Mental Model
Events and recovery
Understand replayable event streams, cursors, criticality, SSE handoff, startup recovery, and diagnostics.
Events are the runtime’s flight recorder. They let a client reconnect, rebuild context, and explain what happened even if the original UI tab disappeared.
Event scopes
Runtime events are scoped. A scope is the logbook a record belongs to.
| Scope | What it describes |
|---|---|
session |
session and turn lifecycle |
team |
team messages, deliveries, member operations |
process |
runtime-managed command lifecycle and sampled output |
worktree |
worktree creation, claim, release, cleanup |
system |
runtime-level events such as startup recovery |
Each scoped event has a scoped sequence number. Global event listing uses the database row ID as the cursor.
Critical and droppable events
Events have criticality.
Critical events describe state transitions that clients should not casually lose: sessions created, turns completed, deliveries failed, processes started, and so on.
Droppable events are useful but less sacred. Process output samples are the clearest example. They help live UIs feel alive, but the process log files remain the authoritative output source.
Replay before live
A robust client reconnects like this:
- remember the last event ID it processed
- ask the runtime for events after that cursor
- render the replayed backlog
- follow the live stream
For session and process streams, the server subscribes to live events before replaying backlog. That closes the classic handoff gap where an event could be written after replay starts but before live subscription begins.
Global and team streams use the store as the source of truth and poll for new rows after replay.
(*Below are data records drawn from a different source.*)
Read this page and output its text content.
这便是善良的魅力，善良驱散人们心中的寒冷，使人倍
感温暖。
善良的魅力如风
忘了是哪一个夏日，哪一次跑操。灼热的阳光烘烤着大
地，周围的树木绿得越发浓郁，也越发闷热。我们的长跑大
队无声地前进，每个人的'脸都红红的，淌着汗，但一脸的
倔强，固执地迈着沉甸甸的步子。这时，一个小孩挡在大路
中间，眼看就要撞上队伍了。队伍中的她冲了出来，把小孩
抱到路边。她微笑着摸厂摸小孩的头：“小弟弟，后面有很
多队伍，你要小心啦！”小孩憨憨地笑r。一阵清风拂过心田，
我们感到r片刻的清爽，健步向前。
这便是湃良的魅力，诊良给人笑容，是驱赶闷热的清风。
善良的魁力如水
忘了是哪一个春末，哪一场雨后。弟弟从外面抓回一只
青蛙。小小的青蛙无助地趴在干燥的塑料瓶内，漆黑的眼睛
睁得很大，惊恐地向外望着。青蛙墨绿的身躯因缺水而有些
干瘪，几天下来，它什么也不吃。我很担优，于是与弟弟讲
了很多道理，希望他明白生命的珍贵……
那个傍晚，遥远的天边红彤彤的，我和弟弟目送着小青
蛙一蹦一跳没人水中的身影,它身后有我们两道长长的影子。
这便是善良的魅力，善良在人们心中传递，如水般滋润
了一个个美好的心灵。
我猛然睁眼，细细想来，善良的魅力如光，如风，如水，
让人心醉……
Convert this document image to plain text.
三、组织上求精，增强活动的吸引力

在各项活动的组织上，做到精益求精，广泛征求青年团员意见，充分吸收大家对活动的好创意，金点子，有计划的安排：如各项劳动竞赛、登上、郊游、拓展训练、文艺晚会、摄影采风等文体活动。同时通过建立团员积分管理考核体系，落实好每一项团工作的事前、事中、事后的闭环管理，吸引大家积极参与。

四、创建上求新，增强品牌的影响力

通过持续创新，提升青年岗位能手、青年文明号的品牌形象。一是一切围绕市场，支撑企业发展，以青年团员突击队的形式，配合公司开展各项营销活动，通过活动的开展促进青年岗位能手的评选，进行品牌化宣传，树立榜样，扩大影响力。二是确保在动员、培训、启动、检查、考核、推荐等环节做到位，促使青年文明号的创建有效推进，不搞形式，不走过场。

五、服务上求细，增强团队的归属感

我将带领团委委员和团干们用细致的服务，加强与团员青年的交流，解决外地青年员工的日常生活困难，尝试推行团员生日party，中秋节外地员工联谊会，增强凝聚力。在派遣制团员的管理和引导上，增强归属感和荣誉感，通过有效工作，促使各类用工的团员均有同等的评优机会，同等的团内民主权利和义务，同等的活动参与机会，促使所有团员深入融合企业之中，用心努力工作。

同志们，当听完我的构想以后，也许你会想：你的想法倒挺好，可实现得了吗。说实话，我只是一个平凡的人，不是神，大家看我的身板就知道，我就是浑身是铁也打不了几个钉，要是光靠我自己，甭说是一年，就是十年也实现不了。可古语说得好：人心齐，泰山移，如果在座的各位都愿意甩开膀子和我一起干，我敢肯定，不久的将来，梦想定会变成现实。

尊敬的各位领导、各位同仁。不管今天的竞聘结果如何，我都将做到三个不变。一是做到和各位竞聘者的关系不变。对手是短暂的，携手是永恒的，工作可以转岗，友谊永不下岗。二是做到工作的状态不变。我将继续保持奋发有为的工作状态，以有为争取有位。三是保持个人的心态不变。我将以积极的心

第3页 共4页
They are reliable, but clients should still treat the replay cursor as the contract.
Cursor rules
The runtime supports both explicit query cursors and the SSE Last-Event-ID header.
after_seqquery parameter wins when provided.- otherwise
Last-Event-IDis used. - invalid
Last-Event-IDvalues are rejected with400. - session, team, and process stream IDs are scoped sequence numbers.
- global stream IDs are global runtime event row IDs.
The name after_seq is convenient but slightly overloaded. On scoped endpoints it means scoped sequence. On global endpoints it means the global event row ID.
Startup recovery
Startup recovery is not a background hope. It is a real reconciliation pass during bootstrap.
The runtime hydrates state from SQLite, then checks nonterminal sessions, turns, approvals, provider resume status, running processes, deferred team deliveries, and worktree/claim records.
The recovery goal is simple:
After a restart, every durable record should either continue safely or be marked clearly enough that an operator can understand the failure.
Session recovery
For sessions that are not closed or failed, the runtime attempts to resume provider state when it has provider references. If provider resume fails, the session is marked failed with a recovery reason instead of being left half alive.
For active turns, recovery checks whether the turn is terminal, waiting for approval, missing, or still running. Depending on the case, it clears active state, keeps waiting for approval, marks the turn failed, or respawns a provider waiter.
Pending orphan approvals are declined during recovery because there is no safe owner left to approve.
Process recovery
Runtime-managed processes are host OS processes. If the server restarts, it cannot assume an old child process is still safely owned by the current runtime instance.
On startup, previously running or queued process records are marked failed and reported in startup recovery diagnostics.
Team delivery recovery
Team deliveries can be deferred when a recipient is busy. Startup recovery retries deferred deliveries for ready recipients so messages do not remain stuck forever just because the runtime restarted.
Worktree recovery
The worktree service normalizes stored records, repairs duplicate worktree identities, rewrites claims when duplicates are merged, releases impossible claims, and enforces one active claim per session.
This is closer to a filesystem check than a normal startup hook. The runtime assumes old state may be messy and tries to make it coherent.
Diagnostics to inspect
Use these endpoints when something feels wrong:
curl "$BASE_URL/v1/diagnostics" "${AUTH[@]}"
curl "$BASE_URL/v1/diagnostics/recovery" "${AUTH[@]}"
curl "$BASE_URL/v1/diagnostics/providers" "${AUTH[@]}"
curl "$BASE_URL/v1/diagnostics/comms" "${AUTH[@]}"
curl "$BASE_URL/v1/diagnostics/processes" "${AUTH[@]}"
curl "$BASE_URL/v1/diagnostics/worktrees" "${AUTH[@]}"
curl "$BASE_URL/v1/diagnostics/team-operations" "${AUTH[@]}"
The best operator habit is to read diagnostics before guessing.